Roditis bietet Aromen von weißem Pfirsich, Nektarine, Grapefruit und wildem Thymian mit einer seidigen Textur und moderater Säure. Am Gaumen ist er leicht, erfrischend und trinkfreudig mit einem sauberen, leicht bitteren Abgang. Sein Charakter erinnert an guten Pinot Grigio, aber mit einer kräuterbetonten, mediterranen Note.

Ist Roditis nur ein Retsina-Wein?

Nein, obwohl Roditis traditionell als Basis für Retsina diente, wird sie heute zunehmend als eigenständiger Qualitätsweißwein ausgebaut. Erzeuger wie Parparousis in Patras und Mercouri in Ilia zeigen das volle Potenzial der Sorte. Gleichzeitig beweist Kechris mit seinem preisgekrönten Retsina, dass auch geharzter Roditis Spitzenqualität erreichen kann.

Welches Essen passt zu Roditis?

Roditis ist ein vielseitiger Tafelwein, der zu griechischen Meze, gegrillten Sardinen, frittiertem Fisch, Hühnergerichten und der gesamten mediterranen Küche passt.
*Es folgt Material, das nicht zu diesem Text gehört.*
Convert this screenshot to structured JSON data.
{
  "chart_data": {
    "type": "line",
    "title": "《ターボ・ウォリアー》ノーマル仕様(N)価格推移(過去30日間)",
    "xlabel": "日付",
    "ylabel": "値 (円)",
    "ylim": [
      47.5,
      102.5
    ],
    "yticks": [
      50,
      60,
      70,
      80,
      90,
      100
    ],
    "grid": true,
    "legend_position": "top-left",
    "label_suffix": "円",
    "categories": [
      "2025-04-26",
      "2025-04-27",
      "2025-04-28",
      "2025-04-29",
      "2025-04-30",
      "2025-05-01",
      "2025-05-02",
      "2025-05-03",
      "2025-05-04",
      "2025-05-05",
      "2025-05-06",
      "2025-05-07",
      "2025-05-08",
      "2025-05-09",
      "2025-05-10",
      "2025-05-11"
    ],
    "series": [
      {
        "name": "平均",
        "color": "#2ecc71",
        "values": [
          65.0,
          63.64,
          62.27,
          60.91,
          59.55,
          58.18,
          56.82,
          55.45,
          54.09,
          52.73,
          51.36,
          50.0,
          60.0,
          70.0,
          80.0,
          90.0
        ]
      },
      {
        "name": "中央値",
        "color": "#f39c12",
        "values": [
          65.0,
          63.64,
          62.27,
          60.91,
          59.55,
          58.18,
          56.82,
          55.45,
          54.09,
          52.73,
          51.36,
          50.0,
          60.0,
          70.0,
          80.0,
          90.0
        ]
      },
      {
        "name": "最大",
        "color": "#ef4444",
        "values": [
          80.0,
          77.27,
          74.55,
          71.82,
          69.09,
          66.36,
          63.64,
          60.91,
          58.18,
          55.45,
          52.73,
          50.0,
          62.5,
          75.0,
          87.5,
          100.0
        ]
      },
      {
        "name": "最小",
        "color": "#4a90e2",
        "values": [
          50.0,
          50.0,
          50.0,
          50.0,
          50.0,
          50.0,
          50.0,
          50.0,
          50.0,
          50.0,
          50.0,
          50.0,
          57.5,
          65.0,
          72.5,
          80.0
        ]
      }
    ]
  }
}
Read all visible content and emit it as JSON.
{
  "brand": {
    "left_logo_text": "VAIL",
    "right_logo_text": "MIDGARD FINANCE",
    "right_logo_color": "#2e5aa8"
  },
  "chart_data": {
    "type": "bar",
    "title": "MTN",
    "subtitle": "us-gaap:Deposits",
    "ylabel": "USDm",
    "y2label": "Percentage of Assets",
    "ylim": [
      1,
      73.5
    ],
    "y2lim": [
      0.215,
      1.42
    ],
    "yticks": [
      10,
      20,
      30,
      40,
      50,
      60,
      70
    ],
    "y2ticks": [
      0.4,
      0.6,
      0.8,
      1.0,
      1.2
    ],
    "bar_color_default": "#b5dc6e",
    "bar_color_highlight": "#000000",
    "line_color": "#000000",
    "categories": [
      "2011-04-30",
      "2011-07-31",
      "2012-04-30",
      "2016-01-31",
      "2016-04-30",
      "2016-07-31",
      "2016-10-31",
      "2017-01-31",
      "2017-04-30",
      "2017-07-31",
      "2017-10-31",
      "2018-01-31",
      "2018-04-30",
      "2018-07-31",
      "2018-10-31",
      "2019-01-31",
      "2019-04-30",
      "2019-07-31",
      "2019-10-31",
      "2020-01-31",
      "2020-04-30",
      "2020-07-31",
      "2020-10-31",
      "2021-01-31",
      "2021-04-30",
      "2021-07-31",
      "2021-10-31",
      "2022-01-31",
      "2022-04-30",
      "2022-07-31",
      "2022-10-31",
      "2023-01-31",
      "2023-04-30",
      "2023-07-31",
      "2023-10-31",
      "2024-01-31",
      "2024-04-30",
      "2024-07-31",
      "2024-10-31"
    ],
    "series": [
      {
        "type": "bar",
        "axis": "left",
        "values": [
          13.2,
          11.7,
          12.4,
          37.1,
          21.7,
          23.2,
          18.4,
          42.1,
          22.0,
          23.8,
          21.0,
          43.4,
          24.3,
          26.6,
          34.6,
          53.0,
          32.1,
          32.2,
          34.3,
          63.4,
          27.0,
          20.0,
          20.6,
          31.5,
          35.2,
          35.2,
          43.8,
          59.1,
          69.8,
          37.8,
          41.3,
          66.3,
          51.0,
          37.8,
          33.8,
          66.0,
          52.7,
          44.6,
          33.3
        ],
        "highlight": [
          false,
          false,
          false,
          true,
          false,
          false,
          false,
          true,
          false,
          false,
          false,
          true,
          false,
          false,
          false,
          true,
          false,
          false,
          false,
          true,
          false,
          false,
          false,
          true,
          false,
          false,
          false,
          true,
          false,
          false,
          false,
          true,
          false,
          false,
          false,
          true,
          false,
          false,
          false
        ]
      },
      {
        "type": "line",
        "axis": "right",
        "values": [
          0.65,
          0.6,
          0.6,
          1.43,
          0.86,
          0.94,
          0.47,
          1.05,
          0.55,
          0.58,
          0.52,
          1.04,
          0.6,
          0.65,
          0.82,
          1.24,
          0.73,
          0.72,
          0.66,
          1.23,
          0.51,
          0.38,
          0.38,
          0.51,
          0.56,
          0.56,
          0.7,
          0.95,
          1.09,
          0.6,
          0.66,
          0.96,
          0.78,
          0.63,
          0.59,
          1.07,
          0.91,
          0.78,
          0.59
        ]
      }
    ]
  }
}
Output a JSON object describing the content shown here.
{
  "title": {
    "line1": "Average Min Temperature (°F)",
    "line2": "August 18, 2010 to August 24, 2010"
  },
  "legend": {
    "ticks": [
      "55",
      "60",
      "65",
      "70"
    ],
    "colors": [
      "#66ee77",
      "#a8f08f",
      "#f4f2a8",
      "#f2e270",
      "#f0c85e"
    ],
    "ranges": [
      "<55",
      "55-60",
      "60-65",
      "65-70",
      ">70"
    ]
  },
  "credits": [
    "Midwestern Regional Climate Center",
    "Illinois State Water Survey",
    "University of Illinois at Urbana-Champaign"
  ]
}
Sein leichter Charakter macht ihn zum idealen Mittagswein und Aperitif. Servieren Sie ihn bei 8–10 °C als unkomplizierten Begleiter.

Warum ist Roditis rosahäutig aber weißer Wein?

Wie Pinot Grigio und Moschofilero hat Roditis eine rosa bis kupferfarbene Beerenhaut, wird aber durch schnelles Pressen ohne Maischekontakt zu Weißwein verarbeitet. Die Farbstoffe der Haut gelangen nicht in den Most. Einige Winzer nutzen kurzen Hautkontakt für einen leichten Kupferschimmer — dies bleibt aber selten.